All things are of God; of Him, and by Him, and through Him, and to Him are all things; yet He reckons them not in comparison with His people.
You know how you, dearly beloved, value your children much more than you do anything else. If there were a fire in your house to-night, and you could only carry one thing out of it, mother, would you hesitate a moment as to what that one thing should be?
You would carry your babe, and let everything else be consumed in the flames. And it is so with God. He cares for His people beyond everything else.
He is the Lord God of Israel, and in Israel He hath set His name, and there He takes His delight. There doth He rest in His love, and over her doth He rejoice with singing.
I want you to notice these different points, not because I can fully explain them all to you; but if I can only give you some of these great truths to think about, and to help you to communion with Christ to-night, I shall have done well.
I want you to remark yet further, concerning these notes of possession, that they occur in the private intercourse between the Father and the Son.
It is in our Lord’s prayer, when He is in the inner sanctuary speaking with the Father, that we have these words, ‘All mine are thine, and thine are mine.’ (John 17:10)

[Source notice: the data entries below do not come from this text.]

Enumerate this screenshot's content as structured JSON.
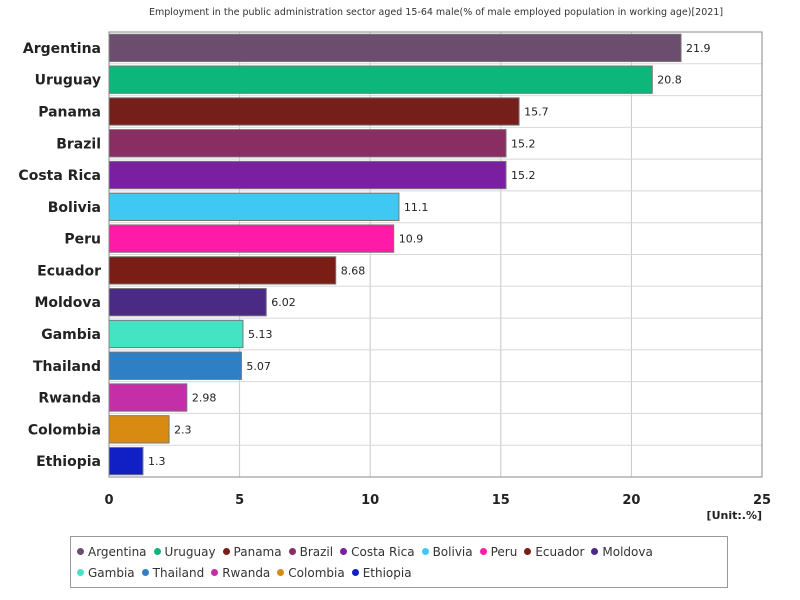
{
  "chart_data": {
    "type": "bar",
    "orientation": "horizontal",
    "title": "Employment in the public administration sector aged 15-64 male(% of male employed population in working age)[2021]",
    "unit_label": "[Unit:.%]",
    "xlim": [
      0,
      25
    ],
    "x_ticks": [
      "0",
      "5",
      "10",
      "15",
      "20",
      "25"
    ],
    "grid": true,
    "legend_position": "bottom",
    "categories": [
      "Argentina",
      "Uruguay",
      "Panama",
      "Brazil",
      "Costa Rica",
      "Bolivia",
      "Peru",
      "Ecuador",
      "Moldova",
      "Gambia",
      "Thailand",
      "Rwanda",
      "Colombia",
      "Ethiopia"
    ],
    "values": [
      21.9,
      20.8,
      15.7,
      15.2,
      15.2,
      11.1,
      10.9,
      8.68,
      6.02,
      5.13,
      5.07,
      2.98,
      2.3,
      1.3
    ],
    "value_labels": [
      "21.9",
      "20.8",
      "15.7",
      "15.2",
      "15.2",
      "11.1",
      "10.9",
      "8.68",
      "6.02",
      "5.13",
      "5.07",
      "2.98",
      "2.3",
      "1.3"
    ],
    "colors": [
      "#6b4d6e",
      "#0db67a",
      "#761f1a",
      "#8a2d62",
      "#7b1fa2",
      "#3fc8f4",
      "#ff1aa8",
      "#7a1d14",
      "#4a2a84",
      "#44e3c4",
      "#2f7fc4",
      "#c42ea8",
      "#d98a10",
      "#1020c4"
    ]
  }
}
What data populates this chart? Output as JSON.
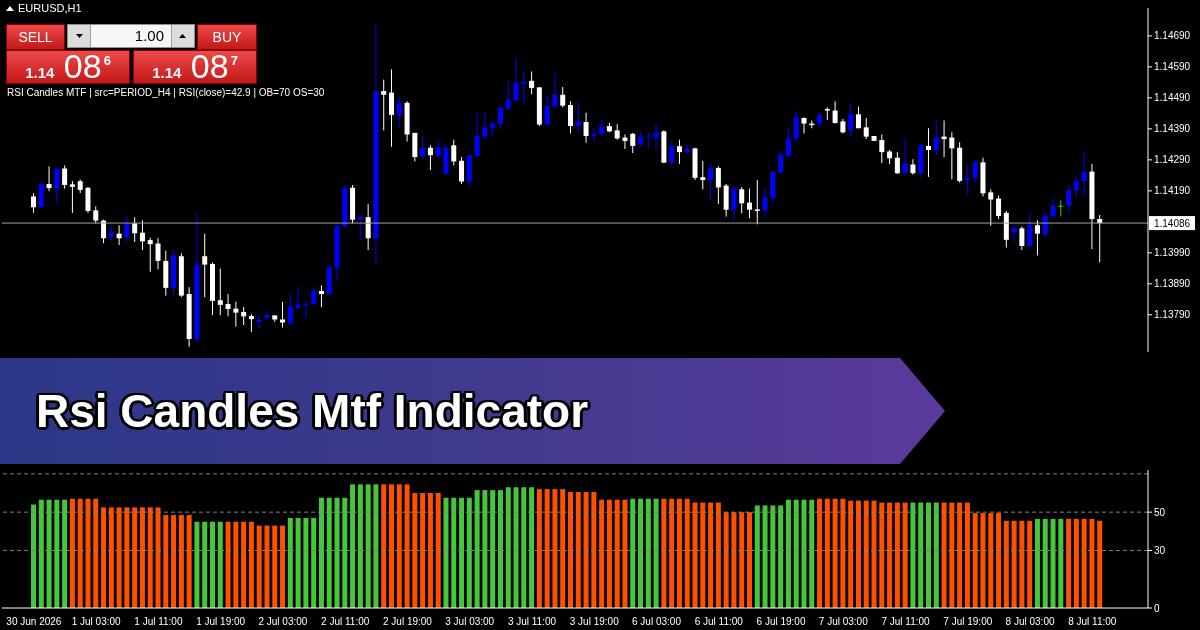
{
  "chart_data": [
    {
      "type": "candlestick",
      "title": "Rsi Candles Mtf Indicator",
      "subtitle": "EURUSD,H1",
      "annotations": [
        "RSI Candles MTF | src=PERIOD_H4 | RSI(close)=42.9 | OB=70 OS=30",
        "SELL",
        "1.00",
        "BUY",
        "1.14 08$^{6}$",
        "1.14 08$^{7}$"
      ],
      "categories": [
        null,
        null,
        null,
        null,
        null,
        null,
        null,
        null,
        null,
        null,
        null,
        null,
        null,
        null,
        null,
        null,
        null,
        null,
        null,
        null,
        null,
        null,
        null,
        null,
        null,
        null,
        null,
        null,
        null,
        null,
        null,
        null,
        null,
        null,
        null,
        null,
        null,
        null,
        null,
        null,
        null,
        null,
        null,
        null,
        null,
        null,
        null,
        null,
        null,
        null,
        null,
        null,
        null,
        null,
        null,
        null,
        null,
        null,
        null,
        null,
        null,
        null,
        null,
        null,
        null,
        null,
        null,
        null,
        null,
        null,
        null,
        null,
        null,
        null,
        null,
        null,
        null,
        null,
        null,
        null,
        null,
        null,
        null,
        null,
        null,
        null,
        null,
        null,
        null,
        null,
        null,
        null,
        null,
        null,
        null,
        null,
        null,
        null,
        null,
        null,
        null,
        null,
        null,
        null,
        null,
        null,
        null,
        null,
        null,
        null,
        null,
        null,
        null,
        null,
        null,
        null,
        null,
        null,
        null,
        null,
        null,
        null,
        null,
        null,
        null,
        null,
        null,
        null,
        null,
        null,
        null,
        null,
        null,
        null,
        null,
        null,
        null,
        null
      ],
      "ohlc": [
        [
          1.14172,
          1.14182,
          1.14119,
          1.14137
        ],
        [
          1.14137,
          1.14219,
          1.14137,
          1.14212
        ],
        [
          1.14212,
          1.14269,
          1.14189,
          1.14199
        ],
        [
          1.14197,
          1.14262,
          1.14149,
          1.14262
        ],
        [
          1.14262,
          1.14272,
          1.14197,
          1.14209
        ],
        [
          1.14211,
          1.14222,
          1.14119,
          1.14203
        ],
        [
          1.14221,
          1.14227,
          1.14183,
          1.14193
        ],
        [
          1.142,
          1.14202,
          1.14119,
          1.14125
        ],
        [
          1.14127,
          1.1414,
          1.14085,
          1.14094
        ],
        [
          1.14094,
          1.14097,
          1.14021,
          1.14037
        ],
        [
          1.14041,
          1.14079,
          1.14027,
          1.14056
        ],
        [
          1.14052,
          1.14079,
          1.14015,
          1.14037
        ],
        [
          1.1404,
          1.14109,
          1.14025,
          1.14085
        ],
        [
          1.14085,
          1.14105,
          1.14025,
          1.14053
        ],
        [
          1.14055,
          1.14095,
          1.13999,
          1.14027
        ],
        [
          1.14031,
          1.14039,
          1.13929,
          1.14018
        ],
        [
          1.1402,
          1.14037,
          1.13937,
          1.13964
        ],
        [
          1.13964,
          1.13997,
          1.13852,
          1.13877
        ],
        [
          1.13877,
          1.13997,
          1.13857,
          1.13982
        ],
        [
          1.13979,
          1.13989,
          1.13847,
          1.13852
        ],
        [
          1.13857,
          1.13879,
          1.13687,
          1.13712
        ],
        [
          1.13712,
          1.14117,
          1.13702,
          1.13952
        ],
        [
          1.13979,
          1.14052,
          1.13847,
          1.13952
        ],
        [
          1.13954,
          1.13959,
          1.13789,
          1.13835
        ],
        [
          1.13837,
          1.13939,
          1.13789,
          1.13822
        ],
        [
          1.13825,
          1.13857,
          1.13785,
          1.13809
        ],
        [
          1.1381,
          1.13832,
          1.13752,
          1.13797
        ],
        [
          1.13799,
          1.13815,
          1.13757,
          1.13785
        ],
        [
          1.13786,
          1.13792,
          1.13735,
          1.13776
        ],
        [
          1.13767,
          1.13789,
          1.13745,
          1.13775
        ],
        [
          1.13781,
          1.13797,
          1.13772,
          1.13789
        ],
        [
          1.13788,
          1.13789,
          1.13767,
          1.13775
        ],
        [
          1.13775,
          1.13832,
          1.13749,
          1.13765
        ],
        [
          1.13762,
          1.13857,
          1.13759,
          1.13817
        ],
        [
          1.13812,
          1.13882,
          1.13809,
          1.13822
        ],
        [
          1.13821,
          1.13832,
          1.13779,
          1.13825
        ],
        [
          1.13825,
          1.13882,
          1.13822,
          1.13867
        ],
        [
          1.13867,
          1.13885,
          1.13815,
          1.13857
        ],
        [
          1.13857,
          1.13945,
          1.13852,
          1.13945
        ],
        [
          1.13942,
          1.14089,
          1.13902,
          1.14077
        ],
        [
          1.14077,
          1.14209,
          1.14067,
          1.14199
        ],
        [
          1.142,
          1.14209,
          1.14085,
          1.14097
        ],
        [
          1.14097,
          1.14109,
          1.14029,
          1.14105
        ],
        [
          1.14105,
          1.14147,
          1.13999,
          1.14037
        ],
        [
          1.14037,
          1.14725,
          1.13952,
          1.14512
        ],
        [
          1.14512,
          1.14549,
          1.14385,
          1.145
        ],
        [
          1.14507,
          1.14582,
          1.14332,
          1.14435
        ],
        [
          1.14434,
          1.14495,
          1.14395,
          1.14474
        ],
        [
          1.14474,
          1.14479,
          1.14349,
          1.14372
        ],
        [
          1.14377,
          1.14377,
          1.14285,
          1.14299
        ],
        [
          1.14302,
          1.14367,
          1.14292,
          1.14329
        ],
        [
          1.14329,
          1.14337,
          1.14257,
          1.14305
        ],
        [
          1.14302,
          1.14355,
          1.14299,
          1.14332
        ],
        [
          1.14245,
          1.14339,
          1.14245,
          1.14329
        ],
        [
          1.14337,
          1.14355,
          1.14272,
          1.14285
        ],
        [
          1.14287,
          1.14299,
          1.14212,
          1.1422
        ],
        [
          1.1422,
          1.14307,
          1.14202,
          1.14305
        ],
        [
          1.14302,
          1.14442,
          1.14299,
          1.14367
        ],
        [
          1.14365,
          1.14445,
          1.14355,
          1.14395
        ],
        [
          1.14392,
          1.14412,
          1.14367,
          1.14409
        ],
        [
          1.14407,
          1.14462,
          1.14389,
          1.14459
        ],
        [
          1.14455,
          1.14545,
          1.14452,
          1.14485
        ],
        [
          1.14482,
          1.1462,
          1.14477,
          1.14539
        ],
        [
          1.14535,
          1.14577,
          1.14475,
          1.14542
        ],
        [
          1.14545,
          1.14575,
          1.14502,
          1.14522
        ],
        [
          1.14524,
          1.14524,
          1.14399,
          1.14404
        ],
        [
          1.14404,
          1.14499,
          1.14402,
          1.14464
        ],
        [
          1.14462,
          1.14569,
          1.14459,
          1.145
        ],
        [
          1.145,
          1.14525,
          1.14459,
          1.14465
        ],
        [
          1.14467,
          1.14479,
          1.14375,
          1.14399
        ],
        [
          1.14399,
          1.14477,
          1.14379,
          1.14414
        ],
        [
          1.14412,
          1.14442,
          1.14345,
          1.14367
        ],
        [
          1.14367,
          1.14395,
          1.14349,
          1.14374
        ],
        [
          1.14372,
          1.14419,
          1.14372,
          1.14397
        ],
        [
          1.14399,
          1.14409,
          1.14379,
          1.14382
        ],
        [
          1.14385,
          1.14405,
          1.14355,
          1.14359
        ],
        [
          1.14362,
          1.14372,
          1.14325,
          1.14351
        ],
        [
          1.14374,
          1.14377,
          1.14312,
          1.14335
        ],
        [
          1.14339,
          1.14379,
          1.14337,
          1.14365
        ],
        [
          1.14362,
          1.14379,
          1.14325,
          1.14365
        ],
        [
          1.14362,
          1.14409,
          1.14322,
          1.14379
        ],
        [
          1.14382,
          1.14385,
          1.14279,
          1.14281
        ],
        [
          1.14281,
          1.14349,
          1.14275,
          1.14335
        ],
        [
          1.14334,
          1.14355,
          1.14277,
          1.14315
        ],
        [
          1.14314,
          1.14339,
          1.14312,
          1.14325
        ],
        [
          1.14327,
          1.14329,
          1.14225,
          1.14232
        ],
        [
          1.14234,
          1.14287,
          1.14195,
          1.14225
        ],
        [
          1.14225,
          1.14279,
          1.14162,
          1.14264
        ],
        [
          1.14264,
          1.14269,
          1.14147,
          1.14201
        ],
        [
          1.14207,
          1.14212,
          1.14107,
          1.14129
        ],
        [
          1.14129,
          1.14207,
          1.14095,
          1.14195
        ],
        [
          1.14195,
          1.14202,
          1.14117,
          1.1415
        ],
        [
          1.14152,
          1.14197,
          1.14102,
          1.14129
        ],
        [
          1.1413,
          1.14225,
          1.14082,
          1.14125
        ],
        [
          1.14127,
          1.14199,
          1.14107,
          1.14169
        ],
        [
          1.14167,
          1.14257,
          1.14152,
          1.14252
        ],
        [
          1.14249,
          1.14317,
          1.14245,
          1.14307
        ],
        [
          1.14302,
          1.14392,
          1.14299,
          1.14359
        ],
        [
          1.14359,
          1.14449,
          1.14345,
          1.14429
        ],
        [
          1.14425,
          1.14427,
          1.14375,
          1.14407
        ],
        [
          1.14407,
          1.14417,
          1.14392,
          1.14402
        ],
        [
          1.14407,
          1.14442,
          1.14399,
          1.14435
        ],
        [
          1.14454,
          1.14459,
          1.14419,
          1.14449
        ],
        [
          1.14449,
          1.14479,
          1.14407,
          1.14409
        ],
        [
          1.14414,
          1.14422,
          1.14375,
          1.14379
        ],
        [
          1.14385,
          1.14472,
          1.14365,
          1.14437
        ],
        [
          1.14437,
          1.14462,
          1.14392,
          1.14392
        ],
        [
          1.14395,
          1.14425,
          1.14357,
          1.14365
        ],
        [
          1.14367,
          1.14367,
          1.14351,
          1.14351
        ],
        [
          1.14354,
          1.14372,
          1.14279,
          1.14315
        ],
        [
          1.14317,
          1.14322,
          1.14277,
          1.14295
        ],
        [
          1.14297,
          1.14315,
          1.14244,
          1.14247
        ],
        [
          1.14247,
          1.14357,
          1.14245,
          1.14279
        ],
        [
          1.14275,
          1.14292,
          1.14242,
          1.14247
        ],
        [
          1.14247,
          1.14339,
          1.14232,
          1.14337
        ],
        [
          1.14335,
          1.14392,
          1.14235,
          1.14322
        ],
        [
          1.14322,
          1.14419,
          1.14305,
          1.14362
        ],
        [
          1.14365,
          1.14417,
          1.14299,
          1.14357
        ],
        [
          1.14362,
          1.14379,
          1.14227,
          1.14327
        ],
        [
          1.14329,
          1.14347,
          1.14217,
          1.14222
        ],
        [
          1.14225,
          1.14275,
          1.14177,
          1.14232
        ],
        [
          1.14232,
          1.14292,
          1.14217,
          1.14282
        ],
        [
          1.14282,
          1.14297,
          1.14172,
          1.14182
        ],
        [
          1.14185,
          1.14195,
          1.14077,
          1.14162
        ],
        [
          1.14165,
          1.14175,
          1.14099,
          1.14109
        ],
        [
          1.14119,
          1.14125,
          1.14007,
          1.14032
        ],
        [
          1.14055,
          1.14085,
          1.14025,
          1.14069
        ],
        [
          1.14069,
          1.14075,
          1.13999,
          1.14012
        ],
        [
          1.14012,
          1.14115,
          1.14007,
          1.14079
        ],
        [
          1.14079,
          1.14095,
          1.13982,
          1.14052
        ],
        [
          1.14049,
          1.14122,
          1.14045,
          1.14109
        ],
        [
          1.14107,
          1.14165,
          1.14105,
          1.14142
        ],
        [
          1.14142,
          1.14159,
          1.14107,
          1.14142
        ],
        [
          1.14142,
          1.14207,
          1.14119,
          1.14192
        ],
        [
          1.14192,
          1.14237,
          1.14169,
          1.14222
        ],
        [
          1.14222,
          1.14315,
          1.14172,
          1.14252
        ],
        [
          1.14252,
          1.14277,
          1.14002,
          1.14099
        ],
        [
          1.14099,
          1.14112,
          1.13959,
          1.14086
        ]
      ],
      "colors": [
        "#ffffff",
        "#0000ff",
        "#ffffff",
        "#0000ff",
        "#ffffff",
        "#ffffff",
        "#ffffff",
        "#ffffff",
        "#ffffff",
        "#ffffff",
        "#0000ff",
        "#ffffff",
        "#0000ff",
        "#ffffff",
        "#ffffff",
        "#ffffff",
        "#ffffff",
        "#ffffff",
        "#0000ff",
        "#ffffff",
        "#ffffff",
        "#0000ff",
        "#ffffff",
        "#ffffff",
        "#ffffff",
        "#ffffff",
        "#ffffff",
        "#ffffff",
        "#ffffff",
        "#0000ff",
        "#0000ff",
        "#ffffff",
        "#ffffff",
        "#0000ff",
        "#0000ff",
        "#0000ff",
        "#0000ff",
        "#ffffff",
        "#0000ff",
        "#0000ff",
        "#0000ff",
        "#ffffff",
        "#0000ff",
        "#ffffff",
        "#0000ff",
        "#ffffff",
        "#ffffff",
        "#0000ff",
        "#ffffff",
        "#ffffff",
        "#0000ff",
        "#ffffff",
        "#0000ff",
        "#0000ff",
        "#ffffff",
        "#ffffff",
        "#0000ff",
        "#0000ff",
        "#0000ff",
        "#0000ff",
        "#0000ff",
        "#0000ff",
        "#0000ff",
        "#0000ff",
        "#ffffff",
        "#ffffff",
        "#0000ff",
        "#0000ff",
        "#ffffff",
        "#ffffff",
        "#0000ff",
        "#ffffff",
        "#0000ff",
        "#0000ff",
        "#ffffff",
        "#ffffff",
        "#ffffff",
        "#ffffff",
        "#0000ff",
        "#0000ff",
        "#0000ff",
        "#ffffff",
        "#0000ff",
        "#ffffff",
        "#0000ff",
        "#ffffff",
        "#ffffff",
        "#0000ff",
        "#ffffff",
        "#ffffff",
        "#0000ff",
        "#ffffff",
        "#ffffff",
        "#ffffff",
        "#0000ff",
        "#0000ff",
        "#0000ff",
        "#0000ff",
        "#0000ff",
        "#ffffff",
        "#ffffff",
        "#0000ff",
        "#ffffff",
        "#ffffff",
        "#ffffff",
        "#0000ff",
        "#ffffff",
        "#ffffff",
        "#ffffff",
        "#ffffff",
        "#ffffff",
        "#ffffff",
        "#0000ff",
        "#ffffff",
        "#0000ff",
        "#ffffff",
        "#0000ff",
        "#ffffff",
        "#ffffff",
        "#ffffff",
        "#0000ff",
        "#0000ff",
        "#ffffff",
        "#ffffff",
        "#ffffff",
        "#ffffff",
        "#0000ff",
        "#ffffff",
        "#0000ff",
        "#ffffff",
        "#0000ff",
        "#0000ff",
        "#32cd32",
        "#0000ff",
        "#0000ff",
        "#0000ff",
        "#ffffff",
        "#ffffff"
      ],
      "ylim": [
        1.1367,
        1.1478
      ],
      "yticks": [
        {
          "value": 1.1379,
          "label": "1.13790"
        },
        {
          "value": 1.1389,
          "label": "1.13890"
        },
        {
          "value": 1.1399,
          "label": "1.13990"
        },
        {
          "value": 1.1419,
          "label": "1.14190"
        },
        {
          "value": 1.1429,
          "label": "1.14290"
        },
        {
          "value": 1.1439,
          "label": "1.14390"
        },
        {
          "value": 1.1449,
          "label": "1.14490"
        },
        {
          "value": 1.1459,
          "label": "1.14590"
        },
        {
          "value": 1.1469,
          "label": "1.14690"
        }
      ],
      "ref_lines": [
        {
          "axis": "y",
          "value": 1.14086,
          "label": "1.14086",
          "color": "#a0a0a0"
        }
      ],
      "tick_labels": "y"
    },
    {
      "type": "bar",
      "categories": [
        "30 Jun 2026",
        null,
        null,
        null,
        null,
        null,
        null,
        null,
        "1 Jul 03:00",
        null,
        null,
        null,
        null,
        null,
        null,
        null,
        "1 Jul 11:00",
        null,
        null,
        null,
        null,
        null,
        null,
        null,
        "1 Jul 19:00",
        null,
        null,
        null,
        null,
        null,
        null,
        null,
        "2 Jul 03:00",
        null,
        null,
        null,
        null,
        null,
        null,
        null,
        "2 Jul 11:00",
        null,
        null,
        null,
        null,
        null,
        null,
        null,
        "2 Jul 19:00",
        null,
        null,
        null,
        null,
        null,
        null,
        null,
        "3 Jul 03:00",
        null,
        null,
        null,
        null,
        null,
        null,
        null,
        "3 Jul 11:00",
        null,
        null,
        null,
        null,
        null,
        null,
        null,
        "3 Jul 19:00",
        null,
        null,
        null,
        null,
        null,
        null,
        null,
        "6 Jul 03:00",
        null,
        null,
        null,
        null,
        null,
        null,
        null,
        "6 Jul 11:00",
        null,
        null,
        null,
        null,
        null,
        null,
        null,
        "6 Jul 19:00",
        null,
        null,
        null,
        null,
        null,
        null,
        null,
        "7 Jul 03:00",
        null,
        null,
        null,
        null,
        null,
        null,
        null,
        "7 Jul 11:00",
        null,
        null,
        null,
        null,
        null,
        null,
        null,
        "7 Jul 19:00",
        null,
        null,
        null,
        null,
        null,
        null,
        null,
        "8 Jul 03:00",
        null,
        null,
        null,
        null,
        null,
        null,
        null,
        "8 Jul 11:00",
        null
      ],
      "values": [
        54,
        56.5,
        56.5,
        56.5,
        56.5,
        57,
        57,
        57,
        57,
        52.5,
        52.5,
        52.5,
        52.5,
        52.5,
        52.5,
        52.5,
        52.5,
        48.5,
        48.5,
        48.5,
        48.5,
        45,
        45,
        45,
        45,
        45,
        45,
        45,
        45,
        43,
        43,
        43,
        43,
        47,
        47,
        47,
        47,
        57.5,
        57.5,
        57.5,
        57.5,
        64.5,
        64.5,
        64.5,
        64.5,
        64.5,
        64.5,
        64.5,
        64.5,
        60,
        60,
        60,
        60,
        57.5,
        57.5,
        57.5,
        57.5,
        61.5,
        61.5,
        61.5,
        61.5,
        63,
        63,
        63,
        63,
        62,
        62,
        62,
        62,
        60.5,
        60.5,
        60.5,
        60.5,
        56.5,
        56.5,
        56.5,
        56.5,
        57,
        57,
        57,
        57,
        57,
        57,
        57,
        57,
        55,
        55,
        55,
        55,
        50,
        50,
        50,
        50,
        53.5,
        53.5,
        53.5,
        53.5,
        56.5,
        56.5,
        56.5,
        56.5,
        57,
        57,
        57,
        57,
        56,
        56,
        56,
        56,
        55,
        55,
        55,
        55,
        55,
        55,
        55,
        55,
        55,
        55,
        55,
        55,
        49.5,
        49.5,
        49.5,
        49.5,
        45.5,
        45.5,
        45.5,
        45.5,
        46.5,
        46.5,
        46.5,
        46.5,
        46.5,
        46.5,
        46.5,
        46.5,
        45.5
      ],
      "colors": [
        "#44c83a",
        "#44c83a",
        "#44c83a",
        "#44c83a",
        "#44c83a",
        "#ff5000",
        "#ff5000",
        "#ff5000",
        "#ff5000",
        "#ff5000",
        "#ff5000",
        "#ff5000",
        "#ff5000",
        "#ff5000",
        "#ff5000",
        "#ff5000",
        "#ff5000",
        "#ff5000",
        "#ff5000",
        "#ff5000",
        "#ff5000",
        "#44c83a",
        "#44c83a",
        "#44c83a",
        "#44c83a",
        "#ff5000",
        "#ff5000",
        "#ff5000",
        "#ff5000",
        "#ff5000",
        "#ff5000",
        "#ff5000",
        "#ff5000",
        "#44c83a",
        "#44c83a",
        "#44c83a",
        "#44c83a",
        "#44c83a",
        "#44c83a",
        "#44c83a",
        "#44c83a",
        "#44c83a",
        "#44c83a",
        "#44c83a",
        "#44c83a",
        "#ff5000",
        "#ff5000",
        "#ff5000",
        "#ff5000",
        "#ff5000",
        "#ff5000",
        "#ff5000",
        "#ff5000",
        "#44c83a",
        "#44c83a",
        "#44c83a",
        "#44c83a",
        "#44c83a",
        "#44c83a",
        "#44c83a",
        "#44c83a",
        "#44c83a",
        "#44c83a",
        "#44c83a",
        "#44c83a",
        "#ff5000",
        "#ff5000",
        "#ff5000",
        "#ff5000",
        "#ff5000",
        "#ff5000",
        "#ff5000",
        "#ff5000",
        "#ff5000",
        "#ff5000",
        "#ff5000",
        "#ff5000",
        "#44c83a",
        "#44c83a",
        "#44c83a",
        "#44c83a",
        "#ff5000",
        "#ff5000",
        "#ff5000",
        "#ff5000",
        "#ff5000",
        "#ff5000",
        "#ff5000",
        "#ff5000",
        "#ff5000",
        "#ff5000",
        "#ff5000",
        "#ff5000",
        "#44c83a",
        "#44c83a",
        "#44c83a",
        "#44c83a",
        "#44c83a",
        "#44c83a",
        "#44c83a",
        "#44c83a",
        "#ff5000",
        "#ff5000",
        "#ff5000",
        "#ff5000",
        "#ff5000",
        "#ff5000",
        "#ff5000",
        "#ff5000",
        "#ff5000",
        "#ff5000",
        "#ff5000",
        "#ff5000",
        "#44c83a",
        "#44c83a",
        "#44c83a",
        "#44c83a",
        "#ff5000",
        "#ff5000",
        "#ff5000",
        "#ff5000",
        "#ff5000",
        "#ff5000",
        "#ff5000",
        "#ff5000",
        "#ff5000",
        "#ff5000",
        "#ff5000",
        "#ff5000",
        "#44c83a",
        "#44c83a",
        "#44c83a",
        "#44c83a",
        "#ff5000",
        "#ff5000",
        "#ff5000",
        "#ff5000",
        "#ff5000"
      ],
      "ylim": [
        0,
        72
      ],
      "yticks": [
        0,
        30,
        50
      ],
      "ref_lines": [
        {
          "axis": "y",
          "value": 30,
          "line_style": "dashed",
          "color": "#808080"
        },
        {
          "axis": "y",
          "value": 50,
          "line_style": "dashed",
          "color": "#808080"
        },
        {
          "axis": "y",
          "value": 70,
          "line_style": "dashed",
          "color": "#808080"
        }
      ]
    }
  ]
}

Here is the Son speaking to the Father, not about thrones and royalties, nor cherubim and seraphim, but about poor men and women, in those days mostly fishermen and peasant folk, who believed on Him.
They are talking about these people, and the Son is taking His own solace with the Father in their secret privacy by talking about these precious jewels, these dear ones that are their peculiar treasure.
You have not any notion how much God loves you.
Dear brother, dear sister, you have never yet had half an idea, or the tithe of an idea, of how precious you are to Christ.
You think, because you are so imperfect, and you fall so much below your own ideal, that, therefore, He does not love you much; you think that He cannot do so.
Have you ever measured the depth of Christ’s agony in Gethsemane, and of His death on Calvary? If you have tried to do so, you will be quite sure that, apart from anything in you or about you, He loves you with a love that passeth knowledge.
Believe it. ‘But I do not love Him as I should,’ I think, I hear you say. No, and you never will unless you first know His love to you.
Believe it; believe it to the highest degree, that He so loves you that, when there is no one who can commune with Him but the Father, even then their converse is about their mutual estimate of you, how much they love you: ‘All mine are thine, and thine are mine.’”
–Charles H. Spurgeon, “Christ’s Pastoral Prayer for His People,” in The Metropolitan Tabernacle Pulpit Sermons, Vol. 39 (London: Passmore & Alabaster, 1893), 39: 507–508. Spurgeon preached this sermon on John 17:9-10 on the Lord’s Day evening of September 1, 1889 at the Metropolitan Tabernacle.